Calculator Input Form
Example Data Table
| Cohort | Total Patients | Persistent Patients | Covered Days | Follow-up Days | Allowed Gap | Max Gap | Result Note |
|---|---|---|---|---|---|---|---|
| Cohort A | 150 | 112 | 16800 | 21000 | 30 | 45 | Needs review because max gap is high. |
| Cohort B | 200 | 176 | 31000 | 36000 | 45 | 28 | Strong persistence with acceptable gaps. |
| Cohort C | 90 | 49 | 7200 | 12600 | 30 | 70 | High risk with low continuity. |
Formula Used
Persistence Rate = Persistent Patients / Total Patients × 100
PDC = Covered Days Total / Follow-up Days Total × 100. The shown PDC is capped at 100%.
Discontinuation Rate = Discontinuation Events / Total Patients × 100
Mean Gap Per Patient = Total Gap Days / Total Patients
Refill Intensity = Total Refills / Total Patients
Gap Status compares the observed maximum gap against the allowed gap rule.
Persistence Index = Persistence Rate × 0.45 + PDC × 0.45 + Remaining Rate × 0.10 − Gap Penalty
How to Use This Calculator
- Enter a cohort label for reporting.
- Add the total number of eligible subjects.
- Enter the number still persistent at the end date.
- Add total covered days and total follow-up days.
- Enter total gap days, allowed gap days, and maximum observed gap.
- Add discontinuation events and refill count.
- Choose the pass threshold used by your review plan.
- Press Calculate to view results above the form.
- Use CSV or PDF buttons to save the report.
Article
Understanding Persistence Macro Planning
Persistence analysis often measures whether people remain active in a treatment, program, subscription, workflow, or study path. A SAS macro can automate that work, but the logic still needs clear planning before data is processed. This calculator helps you test the major rates before writing or reviewing a production macro.
Why Persistence Matters
Persistence is not the same as simple activity. A record may show some covered days, yet still include long gaps. Those gaps can signal discontinuation, delayed follow up, or weak engagement. By comparing covered days, follow up days, allowed gaps, and active members, the calculator gives a practical summary of continuity.
Macro Ready Thinking
The output is designed to resemble values often passed into a macro report.

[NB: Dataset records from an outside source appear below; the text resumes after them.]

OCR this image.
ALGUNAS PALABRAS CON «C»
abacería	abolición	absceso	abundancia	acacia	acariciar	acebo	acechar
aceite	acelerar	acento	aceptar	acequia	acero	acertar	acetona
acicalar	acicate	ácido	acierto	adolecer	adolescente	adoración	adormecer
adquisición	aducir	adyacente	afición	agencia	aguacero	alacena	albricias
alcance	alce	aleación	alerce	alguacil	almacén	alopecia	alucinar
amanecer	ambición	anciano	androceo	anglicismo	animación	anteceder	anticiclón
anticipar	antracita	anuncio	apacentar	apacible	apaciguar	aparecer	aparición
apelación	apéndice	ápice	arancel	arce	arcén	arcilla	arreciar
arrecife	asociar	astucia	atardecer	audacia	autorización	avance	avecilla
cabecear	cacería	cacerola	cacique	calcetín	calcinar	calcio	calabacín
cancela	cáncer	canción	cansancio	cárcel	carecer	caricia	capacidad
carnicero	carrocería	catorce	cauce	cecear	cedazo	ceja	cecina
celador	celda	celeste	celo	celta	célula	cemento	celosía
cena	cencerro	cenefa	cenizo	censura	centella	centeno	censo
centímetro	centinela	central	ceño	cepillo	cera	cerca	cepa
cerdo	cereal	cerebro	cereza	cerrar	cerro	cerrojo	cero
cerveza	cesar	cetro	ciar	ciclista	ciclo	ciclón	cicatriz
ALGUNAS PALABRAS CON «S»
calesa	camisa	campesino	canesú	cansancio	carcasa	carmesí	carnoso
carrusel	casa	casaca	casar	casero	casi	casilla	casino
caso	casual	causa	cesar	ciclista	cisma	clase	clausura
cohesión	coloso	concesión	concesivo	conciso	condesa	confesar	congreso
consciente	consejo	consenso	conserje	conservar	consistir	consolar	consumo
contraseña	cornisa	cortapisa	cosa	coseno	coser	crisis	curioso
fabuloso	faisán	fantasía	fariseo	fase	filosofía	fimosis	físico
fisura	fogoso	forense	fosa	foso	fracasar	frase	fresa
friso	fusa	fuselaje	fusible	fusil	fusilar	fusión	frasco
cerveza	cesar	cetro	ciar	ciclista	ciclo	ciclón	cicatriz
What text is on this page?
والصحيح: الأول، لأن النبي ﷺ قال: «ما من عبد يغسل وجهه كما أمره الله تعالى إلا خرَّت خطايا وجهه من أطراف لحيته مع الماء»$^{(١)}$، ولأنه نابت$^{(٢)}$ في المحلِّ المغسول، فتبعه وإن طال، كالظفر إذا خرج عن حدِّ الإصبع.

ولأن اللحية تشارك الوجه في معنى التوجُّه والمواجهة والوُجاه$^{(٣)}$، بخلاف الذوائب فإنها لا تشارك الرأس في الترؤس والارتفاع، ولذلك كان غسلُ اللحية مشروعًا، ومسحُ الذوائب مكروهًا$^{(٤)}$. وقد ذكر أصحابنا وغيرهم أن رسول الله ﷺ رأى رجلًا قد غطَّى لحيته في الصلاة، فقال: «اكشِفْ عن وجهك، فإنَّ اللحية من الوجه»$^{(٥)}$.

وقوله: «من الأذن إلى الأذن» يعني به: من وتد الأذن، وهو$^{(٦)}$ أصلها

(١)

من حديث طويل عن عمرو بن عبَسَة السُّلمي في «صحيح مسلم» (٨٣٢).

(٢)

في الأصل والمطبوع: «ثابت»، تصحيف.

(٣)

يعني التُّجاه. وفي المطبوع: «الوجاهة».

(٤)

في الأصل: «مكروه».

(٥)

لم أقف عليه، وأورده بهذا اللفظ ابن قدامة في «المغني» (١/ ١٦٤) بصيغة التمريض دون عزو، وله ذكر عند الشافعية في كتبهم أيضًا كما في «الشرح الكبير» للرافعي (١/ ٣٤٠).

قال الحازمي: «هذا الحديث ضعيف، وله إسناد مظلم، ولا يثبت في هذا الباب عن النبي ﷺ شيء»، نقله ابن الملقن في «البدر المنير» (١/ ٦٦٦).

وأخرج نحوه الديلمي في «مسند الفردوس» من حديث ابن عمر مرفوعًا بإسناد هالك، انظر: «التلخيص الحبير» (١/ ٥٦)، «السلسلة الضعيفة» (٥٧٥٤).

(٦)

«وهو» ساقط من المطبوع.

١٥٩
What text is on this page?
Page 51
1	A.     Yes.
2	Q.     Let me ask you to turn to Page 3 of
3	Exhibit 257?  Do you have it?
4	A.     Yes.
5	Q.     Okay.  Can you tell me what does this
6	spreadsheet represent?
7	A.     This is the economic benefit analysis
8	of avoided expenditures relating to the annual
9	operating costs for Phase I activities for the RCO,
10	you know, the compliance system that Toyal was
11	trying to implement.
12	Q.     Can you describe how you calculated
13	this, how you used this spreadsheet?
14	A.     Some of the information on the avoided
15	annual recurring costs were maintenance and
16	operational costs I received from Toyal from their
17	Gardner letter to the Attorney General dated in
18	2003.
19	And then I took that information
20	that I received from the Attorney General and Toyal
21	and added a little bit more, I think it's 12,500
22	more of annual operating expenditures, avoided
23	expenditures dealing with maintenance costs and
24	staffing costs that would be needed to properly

You can review persistence rate, discontinuation rate, average coverage, refill intensity, and gap status. These values help analysts verify assumptions before running grouped logic on larger datasets. The macro text also gives a quick template for notes or documentation.
Use In Real Reviews
Teams can use this page during audits, model checks, cohort setup, or stakeholder reviews. Enter totals from a sample table. Then compare the result with your expected manual answer. If the result looks wrong, check dates, patient counts, gap definitions, and denominator choices. These issues are common in persistence projects.
Good Data Habits
Strong persistence work starts with clean index dates, valid end dates, and consistent supply records. Duplicate fills, missing dates, and negative follow up can distort every metric. Always define whether the analysis counts calendar days, supplied days, claim intervals, or observed program days. State the maximum gap rule before presenting final rates.
Better Decisions
A clear persistence summary supports better decisions. It shows how many subjects remain active. It also shows how much observation time is covered. The export buttons help preserve assumptions for review. The example table gives a fast benchmark for testing. Use the calculator as a planning aid, not as a replacement for validated study code.
Implementation Notes
Analysts should record each rule beside the exported file. This includes gap logic, inclusion rules, censor dates, and rounding choices. Clear notes make later macro validation easier, especially when teams compare outputs across different periods or study cohorts.
FAQs
What does persistence mean here?
Persistence means the share of eligible subjects who remain active at the analysis end point. It depends on your cohort rule, observation window, and allowed gap definition.
Is PDC the same as persistence?
No. PDC measures covered days divided by follow-up days. Persistence counts subjects who remain active. Both values can move differently when gaps or discontinuations occur.
Why is PDC capped at 100%?
PDC is commonly capped because covered days above the observation window should not create more than full coverage. The raw coverage value is also shown for review.
What is the allowed gap?
The allowed gap is the maximum interruption accepted before a subject is considered non-persistent, discontinued, or needing review under your study rule.
How is the persistence index created?
The index blends persistence rate, PDC, and remaining rate. It then subtracts a gap penalty. This gives one review score for quick screening.
Can this replace validated study code?
No. Use it for planning, checking, and documentation. Final regulatory, clinical, or financial analysis should use validated code and approved specifications.
What should I enter for follow-up days?
Enter the total eligible observation days across all subjects. It should match your index date, censor date, end date, and inclusion rules.
Why are CSV and PDF exports useful?
Exports preserve inputs, formulas, and results. They help reviewers compare assumptions, reproduce checks, and document how the macro logic was tested.